Ormai eravamo attaccati l’uno all’altra. Sentivo il suo torace espandersi sul mio a intervalli regolari, e il suo cuore battere, energico. Iniziai a pensare che fosse un incubo. Avvicinò le sue labbra alle mie, pronto a baciarmi, e a quel punto gli assestai un calcio allo stomaco. Strillò e si contorse per il dolore, e io ne approfittai per scappare. Ma fu più veloce di me: mi prese per un braccio e mi scansò contro il muro. Urtai con la testa e, per un momento, mi sembrò di morire, talmente forte fu il colpo. Mi portai d’istinto le mani alla fronte, e notai che stavo sanguinando. Tentai di rialzarmi e mi misi a strillare il nome di mio fratello, sperando che mi sentisse. Nel frattempo, Giacomo si stava avvicinando, furioso. Mi guardai rapidamente intorno in cerca di qualcosa da poter usare come arma, ma non c’era nulla in quella stanza che potesse essermi utile. Chiusi gli occhi, pronta a tutto, quando sentii urlare il nome di Giacomo dall’altra parte della cucina: era sua nonna. Il ragazzo si voltò a guardarla e sembrò per un attimo tornare in sé, ma fu solo un’impressione fugace. Distolse lo sguardo dalla donna e tornò a dirigersi verso di me, pronto a sfogare la sua rabbia. Mi aveva quasi raggiunta quando arrivò Davide e gli frantumò in testa un vaso di fiori, facendolo cadere a terra, privo di sensi.

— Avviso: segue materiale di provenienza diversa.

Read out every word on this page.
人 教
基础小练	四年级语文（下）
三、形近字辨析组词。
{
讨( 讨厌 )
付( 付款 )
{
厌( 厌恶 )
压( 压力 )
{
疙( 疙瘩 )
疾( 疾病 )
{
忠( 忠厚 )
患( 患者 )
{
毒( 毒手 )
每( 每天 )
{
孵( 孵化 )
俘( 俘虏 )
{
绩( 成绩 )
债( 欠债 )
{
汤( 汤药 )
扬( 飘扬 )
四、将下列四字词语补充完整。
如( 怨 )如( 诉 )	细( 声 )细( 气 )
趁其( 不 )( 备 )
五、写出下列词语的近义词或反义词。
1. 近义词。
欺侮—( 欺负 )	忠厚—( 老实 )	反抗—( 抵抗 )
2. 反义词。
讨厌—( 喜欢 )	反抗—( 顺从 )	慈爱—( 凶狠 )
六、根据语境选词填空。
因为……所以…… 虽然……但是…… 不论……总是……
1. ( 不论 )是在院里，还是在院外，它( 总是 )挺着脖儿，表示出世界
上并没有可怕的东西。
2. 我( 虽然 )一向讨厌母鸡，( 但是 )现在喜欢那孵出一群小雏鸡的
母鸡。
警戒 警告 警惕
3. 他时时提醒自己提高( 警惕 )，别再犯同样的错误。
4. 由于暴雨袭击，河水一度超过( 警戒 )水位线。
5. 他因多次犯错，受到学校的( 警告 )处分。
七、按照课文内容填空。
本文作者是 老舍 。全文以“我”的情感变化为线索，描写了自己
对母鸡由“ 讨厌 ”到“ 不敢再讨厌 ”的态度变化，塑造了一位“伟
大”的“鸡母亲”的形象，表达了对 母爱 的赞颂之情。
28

«Ma che cavolo gli è preso?!» esclamò.

«Tu stai bene?» aggiunse, rivolto a me.

Mi aiutò ad alzarmi e mi porse un pacchetto di fazzolettini per pulirmi il sangue che mi sporcava il volto.

«Io … sì, credo di sì …».

Non riuscii a dire altro: ero ancora troppo sconvolta dalla situazione così surreale.

«Che ti ha fatto al viso?» chiese mio fratello. «Hai una brutta ferita sulla fronte, ma non credo ci vogliano punti» aggiunse.

«Dove hai trovato quel vaso?» chiesi.

Ma cosa me ne importava?

«Nell’ingresso … ma adesso che centra?» rispose Davide.

La nonna di Giacomo si limitava a guardarci, inorridita, dall’altro lato della stanza.

«Lei non dice niente?» esclamò ad un tratto mio fratello.

«Io … sì, ragazzi … la questione è un po’ delicata …» cominciò. «Il fatto è che Giacomo è malato».

«L’abbiamo notato, in effetti» dissi.

«No, non potete capire … lui … ha un disturbo dissociativo d’identità» concluse.

«… Un che?» proruppe Davide.

«Mettetevi comodi. La storia è un po’ lunga …» proseguì, prendendo due sedie.